Ama kapasitelerini artıramazlar mı? Şimdilerde Ataç ve Akgonca’nın aklını kurcalayan en önemli soru
bu, büyükşehirden hazzetmeyen, çocuklar nerede okuyacak sorusuna? Bisikletlerine atlayıp köy
okuluna gidecekler, ne olacaktı diye cevap veren bu naif ve güzel insanlar hayatlarını daha da
karmaşıklaştırmalılar mı? Daha çok üretim, daha çok çalışan, daha çok sorunla boğuşmalılar mı? Biz
onların yerine cevap verelim, hiç sanmıyoruz. =)

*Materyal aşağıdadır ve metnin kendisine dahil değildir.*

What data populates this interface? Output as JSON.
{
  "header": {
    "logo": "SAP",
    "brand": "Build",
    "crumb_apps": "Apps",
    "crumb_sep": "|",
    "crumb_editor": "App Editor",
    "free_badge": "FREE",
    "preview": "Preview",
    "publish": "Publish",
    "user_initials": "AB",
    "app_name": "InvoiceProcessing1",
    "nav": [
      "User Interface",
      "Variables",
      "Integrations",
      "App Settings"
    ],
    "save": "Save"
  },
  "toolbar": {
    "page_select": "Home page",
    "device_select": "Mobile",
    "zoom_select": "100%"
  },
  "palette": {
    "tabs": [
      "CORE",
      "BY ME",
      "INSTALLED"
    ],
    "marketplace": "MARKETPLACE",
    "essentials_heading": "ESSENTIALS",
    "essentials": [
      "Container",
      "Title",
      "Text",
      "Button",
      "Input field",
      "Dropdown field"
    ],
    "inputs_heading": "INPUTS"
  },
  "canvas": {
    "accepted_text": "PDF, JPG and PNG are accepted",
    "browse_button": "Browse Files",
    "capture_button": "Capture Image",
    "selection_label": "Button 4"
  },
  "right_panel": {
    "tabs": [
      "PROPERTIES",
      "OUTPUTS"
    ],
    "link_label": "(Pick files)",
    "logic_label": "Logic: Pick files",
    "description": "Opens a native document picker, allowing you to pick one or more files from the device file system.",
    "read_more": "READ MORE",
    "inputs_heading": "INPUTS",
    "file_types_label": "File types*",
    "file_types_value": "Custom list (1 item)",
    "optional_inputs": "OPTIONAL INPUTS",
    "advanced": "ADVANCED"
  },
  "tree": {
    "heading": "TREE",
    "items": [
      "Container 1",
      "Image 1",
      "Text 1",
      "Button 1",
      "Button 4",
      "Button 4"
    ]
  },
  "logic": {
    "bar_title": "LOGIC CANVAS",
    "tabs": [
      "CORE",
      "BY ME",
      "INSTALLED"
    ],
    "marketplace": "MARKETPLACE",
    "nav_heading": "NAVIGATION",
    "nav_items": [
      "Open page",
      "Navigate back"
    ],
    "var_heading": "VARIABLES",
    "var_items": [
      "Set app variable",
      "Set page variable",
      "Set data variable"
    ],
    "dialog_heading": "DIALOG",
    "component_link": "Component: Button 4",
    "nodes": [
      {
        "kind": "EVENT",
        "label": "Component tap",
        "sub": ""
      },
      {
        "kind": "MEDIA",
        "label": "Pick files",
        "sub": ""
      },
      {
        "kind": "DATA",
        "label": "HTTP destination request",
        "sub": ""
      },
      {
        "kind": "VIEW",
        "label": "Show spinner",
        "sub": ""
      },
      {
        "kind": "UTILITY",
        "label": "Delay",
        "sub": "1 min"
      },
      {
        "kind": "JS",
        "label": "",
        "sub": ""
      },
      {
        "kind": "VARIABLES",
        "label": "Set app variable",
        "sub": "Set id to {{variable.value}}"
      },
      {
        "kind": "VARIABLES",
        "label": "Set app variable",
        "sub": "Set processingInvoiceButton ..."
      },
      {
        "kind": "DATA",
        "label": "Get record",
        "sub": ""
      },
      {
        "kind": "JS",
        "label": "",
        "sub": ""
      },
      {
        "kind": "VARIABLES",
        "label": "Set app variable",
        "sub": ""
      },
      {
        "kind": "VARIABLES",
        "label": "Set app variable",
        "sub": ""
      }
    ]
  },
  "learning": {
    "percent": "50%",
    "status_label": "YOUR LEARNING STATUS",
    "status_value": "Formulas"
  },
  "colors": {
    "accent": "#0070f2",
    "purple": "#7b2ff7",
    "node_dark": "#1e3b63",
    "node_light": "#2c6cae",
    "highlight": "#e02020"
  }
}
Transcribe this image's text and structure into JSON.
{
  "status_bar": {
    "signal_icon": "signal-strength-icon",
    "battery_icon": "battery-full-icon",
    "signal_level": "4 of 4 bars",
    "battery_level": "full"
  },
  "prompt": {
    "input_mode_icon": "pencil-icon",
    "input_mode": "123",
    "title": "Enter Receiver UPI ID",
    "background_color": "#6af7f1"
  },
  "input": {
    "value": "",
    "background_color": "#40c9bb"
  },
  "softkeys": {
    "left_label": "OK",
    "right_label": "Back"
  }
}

Ülkedeki asıl sorun yeterince butik bira üreticisi olmaması, gönül ister ki pek çok üretici yer alsın
pzarda, her insanın sevdiği, favorisi olan farklı biralar bulunsun, biri damak tadına uymuyor mu? Hay
hay, gitsin diğerini denesin. Neyse ki Gara Guzu butik bira işinin öncülü olarak kapıyı açtı,
yapılabileceğini gösterdi. Cesareti gösterdikleri, böyle güzel biralar yaparak damak tadımızı
dönüştürmeye başladıkları için onlara ne kadar teşekkür etsek az çünkü fark edeceğiniz üzere ne olursa
olsun sürecin sonunda kazanan bizler, tüketiciler olacağız.
Herkesin damak tadına uyan biralar yapma derdinde değiliz, neyi seviyorsak onu yapıyoruz diyor Besi
Çifti son olarak, dünya tatlısı insanlar, birayı seviyor, özenle üretiyorlar. Ziyaretimiz sonlanırken
içimizden geçen şey bundan gayri Gara Guzu’yu aldığımızda çekirdek aile işletmesine katkımız
olduğu aklımıza gelecek; kocaman şirketlerde çalışan ve bizi yıllarca aynı biralara mahkum eden
müdürlerin maaşlarına katkımız olsun istemiyor gibiyiz.

Gitmeden evvel isli biralara bayılırız, yapmayı düşünmez misiniz diyoruz en şirin halimizle, maalesef
damak tadımıza uymuyor, o nedenle bu isteğin gerçekleşme ihtimali zayıf diye cevap verseler bile
aslında iyi bir Pilsner üretmek amacındayız diye devam ediyorlar. Tamam diyoruz, onu bekleyelim. =)

Kocaman sevgiler Gara Guzu, biraya olan aşkınızı hiç kaybetmeyin.